On 10/09/2015 12:25 PM, Alec Hothan (ahothan) wrote:
> Still the point from Chris is valid. I guess the main reason openstack is
> going with multiple concurrent schedulers is to scale out by distributing the
> load between multiple instances of schedulers because 1 instance is too
> slow. This discussion is about coordinating the many instances of schedulers
> in a way that works and this is actually a difficult problem and will get
> worst as the number of variables for instance placement increases (for
> example NFV is going to require a lot more than just cpu pinning, huge pages
> and numa).
> Has anybody looked at why 1 instance is too slow and what it would take to
> make 1 scheduler instance work fast enough? This does not preclude the use of
> concurrency for finer grain tasks in the background.

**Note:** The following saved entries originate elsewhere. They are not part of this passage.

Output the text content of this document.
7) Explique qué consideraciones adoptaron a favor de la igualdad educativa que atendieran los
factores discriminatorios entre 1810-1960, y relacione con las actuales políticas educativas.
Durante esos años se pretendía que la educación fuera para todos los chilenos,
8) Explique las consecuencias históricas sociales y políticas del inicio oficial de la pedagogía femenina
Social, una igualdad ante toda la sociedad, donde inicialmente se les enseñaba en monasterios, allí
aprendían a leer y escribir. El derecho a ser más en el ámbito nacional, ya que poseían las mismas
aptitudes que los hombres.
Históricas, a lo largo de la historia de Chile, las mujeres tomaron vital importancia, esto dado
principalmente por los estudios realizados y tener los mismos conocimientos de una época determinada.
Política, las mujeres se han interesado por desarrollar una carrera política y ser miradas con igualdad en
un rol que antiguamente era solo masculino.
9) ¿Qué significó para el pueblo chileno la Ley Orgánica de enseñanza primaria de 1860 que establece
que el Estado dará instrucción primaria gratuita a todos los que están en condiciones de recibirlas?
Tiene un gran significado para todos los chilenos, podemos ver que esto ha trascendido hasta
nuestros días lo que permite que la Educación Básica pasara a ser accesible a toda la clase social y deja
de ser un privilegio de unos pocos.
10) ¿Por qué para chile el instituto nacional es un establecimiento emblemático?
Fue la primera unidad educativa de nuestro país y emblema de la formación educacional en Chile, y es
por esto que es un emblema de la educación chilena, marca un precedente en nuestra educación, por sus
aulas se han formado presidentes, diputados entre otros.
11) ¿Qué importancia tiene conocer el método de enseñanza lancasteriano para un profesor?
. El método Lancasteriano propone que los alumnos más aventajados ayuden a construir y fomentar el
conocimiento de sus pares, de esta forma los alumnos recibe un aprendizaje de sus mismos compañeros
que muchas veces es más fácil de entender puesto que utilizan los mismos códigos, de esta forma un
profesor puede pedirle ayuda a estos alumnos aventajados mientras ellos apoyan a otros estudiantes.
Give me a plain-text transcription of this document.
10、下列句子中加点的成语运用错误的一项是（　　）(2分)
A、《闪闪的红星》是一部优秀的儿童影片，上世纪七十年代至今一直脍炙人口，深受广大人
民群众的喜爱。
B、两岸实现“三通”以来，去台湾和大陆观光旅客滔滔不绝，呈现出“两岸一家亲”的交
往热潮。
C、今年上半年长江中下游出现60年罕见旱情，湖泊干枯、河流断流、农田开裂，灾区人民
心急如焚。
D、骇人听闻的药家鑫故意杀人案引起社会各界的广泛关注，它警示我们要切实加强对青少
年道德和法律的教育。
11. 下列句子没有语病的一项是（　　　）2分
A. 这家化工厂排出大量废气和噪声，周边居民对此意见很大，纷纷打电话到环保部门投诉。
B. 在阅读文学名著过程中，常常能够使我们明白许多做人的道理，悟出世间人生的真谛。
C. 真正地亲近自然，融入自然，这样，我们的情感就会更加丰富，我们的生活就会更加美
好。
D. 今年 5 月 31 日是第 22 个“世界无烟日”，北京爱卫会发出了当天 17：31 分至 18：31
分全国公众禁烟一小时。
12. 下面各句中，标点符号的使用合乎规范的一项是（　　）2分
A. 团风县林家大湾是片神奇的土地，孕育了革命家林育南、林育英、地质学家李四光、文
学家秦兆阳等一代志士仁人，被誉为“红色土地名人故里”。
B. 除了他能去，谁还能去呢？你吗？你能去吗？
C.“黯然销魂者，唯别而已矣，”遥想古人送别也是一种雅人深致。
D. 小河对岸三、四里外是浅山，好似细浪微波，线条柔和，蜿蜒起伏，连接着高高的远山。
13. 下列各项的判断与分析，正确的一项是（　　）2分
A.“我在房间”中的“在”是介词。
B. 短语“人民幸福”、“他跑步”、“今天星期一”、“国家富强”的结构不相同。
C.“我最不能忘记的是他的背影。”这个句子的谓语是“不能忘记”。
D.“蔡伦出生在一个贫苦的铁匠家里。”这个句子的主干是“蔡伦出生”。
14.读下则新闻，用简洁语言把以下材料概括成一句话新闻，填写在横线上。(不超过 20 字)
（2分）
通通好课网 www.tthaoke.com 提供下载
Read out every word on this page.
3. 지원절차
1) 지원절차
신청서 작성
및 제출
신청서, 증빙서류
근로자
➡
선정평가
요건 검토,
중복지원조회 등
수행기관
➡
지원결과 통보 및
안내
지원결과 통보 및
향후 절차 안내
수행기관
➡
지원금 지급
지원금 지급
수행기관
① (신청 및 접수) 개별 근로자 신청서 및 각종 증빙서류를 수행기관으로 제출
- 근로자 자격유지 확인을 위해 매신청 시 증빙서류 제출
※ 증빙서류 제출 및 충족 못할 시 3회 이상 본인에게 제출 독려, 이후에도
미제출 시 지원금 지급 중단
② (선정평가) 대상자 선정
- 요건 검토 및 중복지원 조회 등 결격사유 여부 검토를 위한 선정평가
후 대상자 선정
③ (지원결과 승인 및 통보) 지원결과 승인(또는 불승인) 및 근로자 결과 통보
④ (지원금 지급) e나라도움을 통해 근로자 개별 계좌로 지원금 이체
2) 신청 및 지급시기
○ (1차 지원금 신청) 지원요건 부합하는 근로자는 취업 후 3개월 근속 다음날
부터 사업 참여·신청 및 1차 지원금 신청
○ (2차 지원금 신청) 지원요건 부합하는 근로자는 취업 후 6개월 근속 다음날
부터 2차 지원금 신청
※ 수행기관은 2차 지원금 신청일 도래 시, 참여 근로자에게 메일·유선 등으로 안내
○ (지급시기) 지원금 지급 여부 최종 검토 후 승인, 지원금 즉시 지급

Currently we pull data on all (!) of the compute nodes out of the database via a 
series of RPC calls, then evaluate the various filters in python code.

I suspect it'd be a lot quicker if each filter was a DB query.

Also, ideally we'd want to query for the most "strict" criteria first, to reduce 
the total number of comparisons.  For example, if you want to implement the 
"affinity" server group policy, you only need to test a single host.  If you're 
matching against host aggregate metadata, you only need to test against hosts in 
matching aggregates.